Minimum wage increases passed by large margins in Alaska, Arkansas, Illinois, Nebraska and South Dakota. San Francisco and Oakland likely did the same. Four ballot initiatives supporting paid sick days passed.

‘It’s clear that American workers and their families are way ahead of the political elite when it comes to envisioning the next American chapter,’ said AFL-CIO Presideent Richard Trumka.|

‘I was out there all fall. I was in almost every contested state. I spoke to hundreds and hundreds of workers. Their desire for bold, comprehensive and lasting economic change is the most real thing I’ve ever heard.’

He also said that the AFL-CIO was building upon that public support for working family issues by pushing forward with a long-term, year-round mobilisation structure that won’t stop with elections.

The labour federation also will continue its outreach to like-minded organisations to build coalitions to press the interests of working people in the lame-duck session, with a particular focus on raising wages, immigration reform and making sure that international trade deals work for working families.

Meanwhile in the Bluegrass State anti-union Republicans failed, big time.

The Kentucky GOP (‘Grand Old Party’ Republicans) very publicly promised to put the Bluegrass State in the ‘right to work’ column if they flipped the Democratic-majority state House of Representatives. The Republicans came up short.

While Mitch McConnell beat labour-endorsed Democrat Alison Lundergan Grimes in the US Senate battle, the state House is still Democratic and by the same 54-46 pre-election margin.
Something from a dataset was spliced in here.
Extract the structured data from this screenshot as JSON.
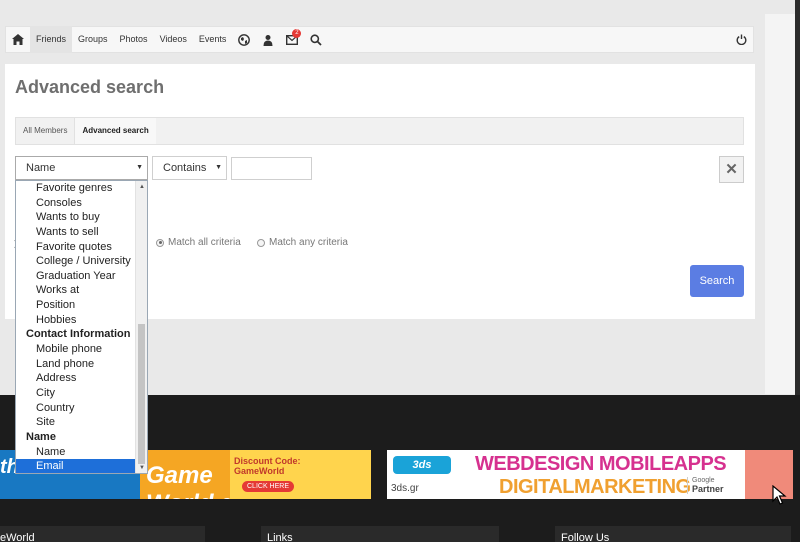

Of course, McConnell v. Grimes grabbed the lion’s share of media attention nationally and statewide. Even so, the House results are good news for unions in an otherwise generally disappointing election.

With the Democrats holding onto the House, Kentucky will remain the only non-right to work state in the South. Jeff Wiggins, president of the Paducah-based Western Kentucky AFL-CIO Area Council, said: ‘The outcome of the House races was huge for us. All that stands between us and a right to work law is that Democratic House.
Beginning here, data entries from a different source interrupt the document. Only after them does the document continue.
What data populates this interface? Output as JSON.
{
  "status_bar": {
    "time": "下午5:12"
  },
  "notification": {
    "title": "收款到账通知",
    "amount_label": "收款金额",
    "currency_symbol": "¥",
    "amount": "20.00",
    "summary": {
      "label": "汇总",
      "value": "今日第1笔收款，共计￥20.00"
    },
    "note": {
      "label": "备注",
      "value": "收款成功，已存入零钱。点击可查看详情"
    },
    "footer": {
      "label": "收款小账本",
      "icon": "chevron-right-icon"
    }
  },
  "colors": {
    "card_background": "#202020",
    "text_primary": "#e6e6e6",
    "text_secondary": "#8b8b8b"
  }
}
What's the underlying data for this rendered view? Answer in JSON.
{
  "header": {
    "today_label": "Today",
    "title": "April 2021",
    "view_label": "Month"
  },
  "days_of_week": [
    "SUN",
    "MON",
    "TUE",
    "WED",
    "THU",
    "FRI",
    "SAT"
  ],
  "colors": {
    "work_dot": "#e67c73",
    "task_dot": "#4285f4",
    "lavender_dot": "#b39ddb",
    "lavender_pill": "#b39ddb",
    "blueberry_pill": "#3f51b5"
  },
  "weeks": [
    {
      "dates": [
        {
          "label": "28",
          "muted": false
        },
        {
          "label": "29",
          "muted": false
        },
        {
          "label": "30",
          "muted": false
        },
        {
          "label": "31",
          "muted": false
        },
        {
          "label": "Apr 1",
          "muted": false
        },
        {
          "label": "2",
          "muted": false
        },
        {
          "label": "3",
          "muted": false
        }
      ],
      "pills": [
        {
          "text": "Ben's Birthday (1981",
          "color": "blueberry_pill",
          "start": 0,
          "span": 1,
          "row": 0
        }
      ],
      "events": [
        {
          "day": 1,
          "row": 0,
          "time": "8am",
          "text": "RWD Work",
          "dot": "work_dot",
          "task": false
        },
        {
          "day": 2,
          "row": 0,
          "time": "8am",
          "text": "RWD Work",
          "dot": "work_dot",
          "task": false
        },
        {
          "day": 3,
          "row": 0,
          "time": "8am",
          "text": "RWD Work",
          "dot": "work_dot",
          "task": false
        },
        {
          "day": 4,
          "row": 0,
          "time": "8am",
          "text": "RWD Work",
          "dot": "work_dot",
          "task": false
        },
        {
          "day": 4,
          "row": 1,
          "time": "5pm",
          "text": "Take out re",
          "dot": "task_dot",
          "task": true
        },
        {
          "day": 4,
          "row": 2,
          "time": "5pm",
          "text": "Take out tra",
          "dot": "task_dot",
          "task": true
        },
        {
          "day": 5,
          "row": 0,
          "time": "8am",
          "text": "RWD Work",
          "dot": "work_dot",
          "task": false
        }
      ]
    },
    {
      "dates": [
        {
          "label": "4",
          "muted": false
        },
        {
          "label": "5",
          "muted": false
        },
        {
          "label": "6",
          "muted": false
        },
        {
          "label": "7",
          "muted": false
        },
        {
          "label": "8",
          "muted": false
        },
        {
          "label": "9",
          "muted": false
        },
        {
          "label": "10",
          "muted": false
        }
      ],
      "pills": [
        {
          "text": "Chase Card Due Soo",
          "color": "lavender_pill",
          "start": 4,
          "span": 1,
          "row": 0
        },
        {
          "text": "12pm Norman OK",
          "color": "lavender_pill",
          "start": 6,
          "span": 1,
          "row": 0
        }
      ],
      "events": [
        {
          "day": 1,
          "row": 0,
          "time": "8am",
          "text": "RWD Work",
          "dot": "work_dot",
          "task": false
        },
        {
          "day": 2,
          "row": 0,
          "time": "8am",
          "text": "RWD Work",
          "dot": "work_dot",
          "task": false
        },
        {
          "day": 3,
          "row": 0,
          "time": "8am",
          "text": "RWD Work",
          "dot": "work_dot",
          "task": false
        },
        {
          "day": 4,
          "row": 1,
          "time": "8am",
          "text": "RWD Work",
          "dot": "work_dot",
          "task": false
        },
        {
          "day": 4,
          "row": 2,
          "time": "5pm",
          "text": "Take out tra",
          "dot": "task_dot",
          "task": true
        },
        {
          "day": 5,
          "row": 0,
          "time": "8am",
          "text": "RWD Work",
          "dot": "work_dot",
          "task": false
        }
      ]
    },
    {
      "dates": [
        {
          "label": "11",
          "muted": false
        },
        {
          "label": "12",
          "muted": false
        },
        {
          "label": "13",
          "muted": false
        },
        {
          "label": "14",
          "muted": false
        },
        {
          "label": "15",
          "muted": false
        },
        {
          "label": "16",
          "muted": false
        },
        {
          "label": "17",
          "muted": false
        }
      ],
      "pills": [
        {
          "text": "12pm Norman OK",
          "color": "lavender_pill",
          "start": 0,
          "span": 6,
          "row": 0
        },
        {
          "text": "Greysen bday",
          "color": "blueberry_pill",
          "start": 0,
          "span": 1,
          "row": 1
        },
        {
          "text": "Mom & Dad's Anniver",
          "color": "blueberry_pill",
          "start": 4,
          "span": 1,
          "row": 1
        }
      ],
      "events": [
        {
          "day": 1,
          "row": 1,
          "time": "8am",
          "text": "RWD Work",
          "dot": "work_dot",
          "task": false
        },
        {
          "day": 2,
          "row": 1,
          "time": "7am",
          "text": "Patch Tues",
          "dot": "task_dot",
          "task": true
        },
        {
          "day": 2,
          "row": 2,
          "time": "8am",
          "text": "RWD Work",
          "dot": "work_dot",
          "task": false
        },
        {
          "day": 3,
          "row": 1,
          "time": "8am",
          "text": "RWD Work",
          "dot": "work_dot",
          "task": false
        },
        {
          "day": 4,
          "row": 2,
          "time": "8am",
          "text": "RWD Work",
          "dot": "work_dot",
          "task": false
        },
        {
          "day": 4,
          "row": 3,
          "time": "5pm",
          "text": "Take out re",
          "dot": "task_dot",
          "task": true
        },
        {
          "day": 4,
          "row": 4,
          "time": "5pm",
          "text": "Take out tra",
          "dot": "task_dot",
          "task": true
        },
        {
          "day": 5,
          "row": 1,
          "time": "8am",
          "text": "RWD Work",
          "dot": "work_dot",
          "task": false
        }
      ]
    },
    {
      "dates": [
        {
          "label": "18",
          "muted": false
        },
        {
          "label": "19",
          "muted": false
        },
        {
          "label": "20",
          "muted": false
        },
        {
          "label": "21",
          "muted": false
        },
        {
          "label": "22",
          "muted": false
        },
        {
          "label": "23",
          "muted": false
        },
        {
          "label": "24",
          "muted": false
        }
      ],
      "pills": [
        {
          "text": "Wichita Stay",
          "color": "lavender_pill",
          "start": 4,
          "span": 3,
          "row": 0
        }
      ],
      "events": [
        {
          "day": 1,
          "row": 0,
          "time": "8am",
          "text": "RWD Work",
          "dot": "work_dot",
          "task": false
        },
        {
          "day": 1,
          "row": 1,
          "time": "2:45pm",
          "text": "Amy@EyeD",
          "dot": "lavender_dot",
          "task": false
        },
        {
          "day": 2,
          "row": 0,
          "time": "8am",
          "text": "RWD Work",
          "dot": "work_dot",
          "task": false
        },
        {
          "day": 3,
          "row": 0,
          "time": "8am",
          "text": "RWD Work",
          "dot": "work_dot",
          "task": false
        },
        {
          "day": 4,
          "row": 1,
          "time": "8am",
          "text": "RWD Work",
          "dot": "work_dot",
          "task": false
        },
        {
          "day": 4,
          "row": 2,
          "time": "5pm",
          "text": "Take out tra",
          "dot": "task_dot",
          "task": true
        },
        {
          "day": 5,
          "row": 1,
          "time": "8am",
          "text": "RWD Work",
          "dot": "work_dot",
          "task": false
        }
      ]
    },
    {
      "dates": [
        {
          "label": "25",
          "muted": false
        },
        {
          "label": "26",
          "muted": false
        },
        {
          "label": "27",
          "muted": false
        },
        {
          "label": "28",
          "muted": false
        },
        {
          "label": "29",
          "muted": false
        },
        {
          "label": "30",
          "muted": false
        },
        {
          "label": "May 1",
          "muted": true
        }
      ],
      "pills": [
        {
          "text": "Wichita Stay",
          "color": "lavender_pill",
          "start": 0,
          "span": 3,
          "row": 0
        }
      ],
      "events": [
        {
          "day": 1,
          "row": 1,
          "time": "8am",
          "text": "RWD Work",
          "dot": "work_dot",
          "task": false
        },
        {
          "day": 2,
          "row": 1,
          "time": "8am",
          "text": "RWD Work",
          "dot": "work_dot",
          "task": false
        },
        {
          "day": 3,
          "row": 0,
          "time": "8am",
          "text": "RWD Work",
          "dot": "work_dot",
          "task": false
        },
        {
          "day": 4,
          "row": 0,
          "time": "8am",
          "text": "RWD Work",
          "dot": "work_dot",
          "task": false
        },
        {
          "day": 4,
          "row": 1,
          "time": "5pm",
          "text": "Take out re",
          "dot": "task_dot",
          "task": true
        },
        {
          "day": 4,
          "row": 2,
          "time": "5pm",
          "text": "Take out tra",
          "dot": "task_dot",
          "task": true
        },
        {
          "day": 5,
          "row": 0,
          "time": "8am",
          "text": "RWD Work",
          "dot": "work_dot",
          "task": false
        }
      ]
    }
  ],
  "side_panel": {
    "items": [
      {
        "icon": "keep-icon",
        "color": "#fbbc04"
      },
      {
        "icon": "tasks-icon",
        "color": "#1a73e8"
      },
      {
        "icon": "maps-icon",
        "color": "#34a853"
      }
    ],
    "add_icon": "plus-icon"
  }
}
‘The state Senate has a right to work Republican majority. Gov. Steve Beshear, a union-backed Democrat, would almost certainly veto a right to work bill. But in Kentucky, a simple majority of both houses of the legislature overrides a governor’s veto.’

The House Republican candidates united to make right to work one of their top issues. Rep. Jeff Hoover, the House minority leader, stumped the state for right to work, posing for TV and newspaper cameras with local Republican candidates in tow.
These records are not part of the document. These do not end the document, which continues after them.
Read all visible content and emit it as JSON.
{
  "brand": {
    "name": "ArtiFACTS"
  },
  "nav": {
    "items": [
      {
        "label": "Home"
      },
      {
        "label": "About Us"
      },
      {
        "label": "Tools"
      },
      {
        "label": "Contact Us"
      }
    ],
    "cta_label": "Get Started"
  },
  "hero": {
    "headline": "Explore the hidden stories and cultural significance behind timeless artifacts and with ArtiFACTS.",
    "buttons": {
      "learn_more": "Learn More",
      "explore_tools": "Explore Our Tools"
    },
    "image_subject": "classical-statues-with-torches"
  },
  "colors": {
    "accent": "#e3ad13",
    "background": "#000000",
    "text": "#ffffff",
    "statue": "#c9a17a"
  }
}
A slew of GOP radio, TV and print ads touted a right to work law. The Republicans maintained such a measure would lead to dozens of companies and thousands of good jobs coming to Kentucky.

State Rep. Gerald Watkins of Paducah was one of the victorious labour-endorsed Democrats. ‘The ad was great and strong union support really helped me,’ said Watkins, one of the pro-union incumbents the GOP targeted for defeat.

Wiggins, who is also president of United Steelworkers (USW) Local 9447, said a Republican majority legislature wouldn’t have stopped with a right to work law.

‘They would have repealed our prevailing wage law, too. We’d have ended up working for less money, and our workplaces would have become less safe. The Republicans would have turned back the clock to the time of no unions and the company store.’